LINTANG



LINTANG
Oleh: Amaliya Khamdanah

T
erdengar sayup-sayup orang berbicara diseberang jalan sana. Lantunan musik nasyid, Sepotong Episode menjadi pengiring malam yang penuh akan titi-titik bercahaya. “Lintang” lirihnya menatap jauh diawang-awang. Ia tersenyum tulus sembari membalas tatapan hangat tersebut.

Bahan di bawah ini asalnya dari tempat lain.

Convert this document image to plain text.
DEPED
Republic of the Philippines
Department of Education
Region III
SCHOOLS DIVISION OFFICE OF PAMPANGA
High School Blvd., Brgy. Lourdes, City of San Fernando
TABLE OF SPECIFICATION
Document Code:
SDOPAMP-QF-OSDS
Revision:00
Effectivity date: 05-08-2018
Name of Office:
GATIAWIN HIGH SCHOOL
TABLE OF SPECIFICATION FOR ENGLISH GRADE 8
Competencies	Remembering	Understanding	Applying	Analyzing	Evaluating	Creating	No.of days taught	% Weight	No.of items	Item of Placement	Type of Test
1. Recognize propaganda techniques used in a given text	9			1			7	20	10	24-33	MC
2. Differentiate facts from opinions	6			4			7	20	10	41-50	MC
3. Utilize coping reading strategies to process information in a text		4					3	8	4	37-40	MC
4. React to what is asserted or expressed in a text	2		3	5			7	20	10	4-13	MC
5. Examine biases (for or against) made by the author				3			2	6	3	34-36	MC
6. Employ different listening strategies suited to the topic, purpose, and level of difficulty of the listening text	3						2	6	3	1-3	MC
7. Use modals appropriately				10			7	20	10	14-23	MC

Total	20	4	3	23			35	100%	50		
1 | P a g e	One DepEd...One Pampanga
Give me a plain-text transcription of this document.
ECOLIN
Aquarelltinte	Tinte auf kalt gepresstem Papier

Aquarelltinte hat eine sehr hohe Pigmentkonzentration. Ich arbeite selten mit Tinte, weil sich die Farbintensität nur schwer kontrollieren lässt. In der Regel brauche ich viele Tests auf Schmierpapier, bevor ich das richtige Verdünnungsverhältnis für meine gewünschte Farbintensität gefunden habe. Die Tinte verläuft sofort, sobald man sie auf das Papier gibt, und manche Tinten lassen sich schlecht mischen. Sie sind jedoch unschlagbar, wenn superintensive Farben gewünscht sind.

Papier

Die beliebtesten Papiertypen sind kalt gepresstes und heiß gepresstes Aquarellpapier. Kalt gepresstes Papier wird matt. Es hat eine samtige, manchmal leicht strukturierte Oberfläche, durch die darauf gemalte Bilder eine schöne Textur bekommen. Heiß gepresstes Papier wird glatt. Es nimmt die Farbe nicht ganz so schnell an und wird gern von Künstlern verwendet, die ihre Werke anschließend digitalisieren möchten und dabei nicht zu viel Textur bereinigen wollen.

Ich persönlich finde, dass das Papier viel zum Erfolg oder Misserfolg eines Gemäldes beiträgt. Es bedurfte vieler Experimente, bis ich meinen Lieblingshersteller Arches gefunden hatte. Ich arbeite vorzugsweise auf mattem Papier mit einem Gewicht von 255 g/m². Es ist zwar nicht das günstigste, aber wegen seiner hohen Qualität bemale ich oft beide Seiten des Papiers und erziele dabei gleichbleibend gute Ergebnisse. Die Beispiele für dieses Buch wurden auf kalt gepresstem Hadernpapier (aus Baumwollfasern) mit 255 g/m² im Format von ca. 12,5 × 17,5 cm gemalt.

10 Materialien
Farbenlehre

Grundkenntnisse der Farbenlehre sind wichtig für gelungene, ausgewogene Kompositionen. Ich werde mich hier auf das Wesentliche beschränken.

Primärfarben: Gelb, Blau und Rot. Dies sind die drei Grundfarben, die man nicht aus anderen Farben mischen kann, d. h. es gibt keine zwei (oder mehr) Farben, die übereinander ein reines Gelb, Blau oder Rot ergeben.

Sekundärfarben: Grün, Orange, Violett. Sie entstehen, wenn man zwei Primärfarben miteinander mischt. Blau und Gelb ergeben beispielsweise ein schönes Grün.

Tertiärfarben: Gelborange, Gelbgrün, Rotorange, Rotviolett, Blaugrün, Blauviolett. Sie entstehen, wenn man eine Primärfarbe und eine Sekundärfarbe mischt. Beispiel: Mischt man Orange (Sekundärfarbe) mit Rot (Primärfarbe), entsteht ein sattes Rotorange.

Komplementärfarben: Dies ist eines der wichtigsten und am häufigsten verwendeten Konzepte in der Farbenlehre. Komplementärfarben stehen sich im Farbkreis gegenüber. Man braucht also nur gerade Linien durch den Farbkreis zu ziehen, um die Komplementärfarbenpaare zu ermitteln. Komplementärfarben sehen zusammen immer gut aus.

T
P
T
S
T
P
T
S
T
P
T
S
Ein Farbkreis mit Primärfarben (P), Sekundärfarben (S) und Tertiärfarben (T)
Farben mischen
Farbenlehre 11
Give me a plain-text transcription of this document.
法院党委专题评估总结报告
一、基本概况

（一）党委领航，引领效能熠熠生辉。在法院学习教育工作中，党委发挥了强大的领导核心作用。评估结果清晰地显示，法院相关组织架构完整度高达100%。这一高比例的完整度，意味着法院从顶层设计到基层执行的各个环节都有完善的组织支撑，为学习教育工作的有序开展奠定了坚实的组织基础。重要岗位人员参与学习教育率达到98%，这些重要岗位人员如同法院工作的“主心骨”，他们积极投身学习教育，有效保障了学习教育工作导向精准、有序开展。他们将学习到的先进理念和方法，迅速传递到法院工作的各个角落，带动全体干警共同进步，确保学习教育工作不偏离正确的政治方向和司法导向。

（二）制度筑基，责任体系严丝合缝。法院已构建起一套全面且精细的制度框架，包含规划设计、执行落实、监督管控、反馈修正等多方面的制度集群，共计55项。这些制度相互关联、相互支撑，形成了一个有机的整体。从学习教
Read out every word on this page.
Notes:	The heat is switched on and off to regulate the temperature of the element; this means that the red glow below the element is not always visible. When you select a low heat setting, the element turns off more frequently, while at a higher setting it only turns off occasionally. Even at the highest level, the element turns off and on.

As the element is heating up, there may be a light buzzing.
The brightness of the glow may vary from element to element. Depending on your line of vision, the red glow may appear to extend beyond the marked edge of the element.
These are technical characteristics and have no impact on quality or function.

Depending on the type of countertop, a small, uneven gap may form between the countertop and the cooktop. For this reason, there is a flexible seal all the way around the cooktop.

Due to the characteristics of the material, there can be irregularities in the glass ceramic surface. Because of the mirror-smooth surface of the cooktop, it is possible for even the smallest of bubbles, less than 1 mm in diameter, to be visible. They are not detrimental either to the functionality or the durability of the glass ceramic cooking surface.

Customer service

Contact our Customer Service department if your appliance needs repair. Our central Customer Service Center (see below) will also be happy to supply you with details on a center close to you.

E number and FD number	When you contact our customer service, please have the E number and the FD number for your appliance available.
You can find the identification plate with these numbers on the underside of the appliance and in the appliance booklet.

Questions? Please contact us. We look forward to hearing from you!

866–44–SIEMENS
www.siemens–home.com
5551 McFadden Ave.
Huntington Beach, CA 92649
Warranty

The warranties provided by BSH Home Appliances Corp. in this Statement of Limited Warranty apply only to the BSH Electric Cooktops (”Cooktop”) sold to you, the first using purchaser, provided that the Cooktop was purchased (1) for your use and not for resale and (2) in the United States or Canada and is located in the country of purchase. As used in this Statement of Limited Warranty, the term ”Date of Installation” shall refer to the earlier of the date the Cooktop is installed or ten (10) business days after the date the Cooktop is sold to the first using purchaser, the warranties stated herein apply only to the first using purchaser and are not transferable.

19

            “Sepertinya hari ini kau sanagt bahagia. Gerengan apakah itu, nak?” tanyanya sembari mengipaskan pelan kipas dalam genggamannya itu. Ia kembali tersenyum dengan penuh ketulusan, terlihat jelas dari raut mukanya yang mengembang seperti adonan kue yang baru matang, bersemu merah merona.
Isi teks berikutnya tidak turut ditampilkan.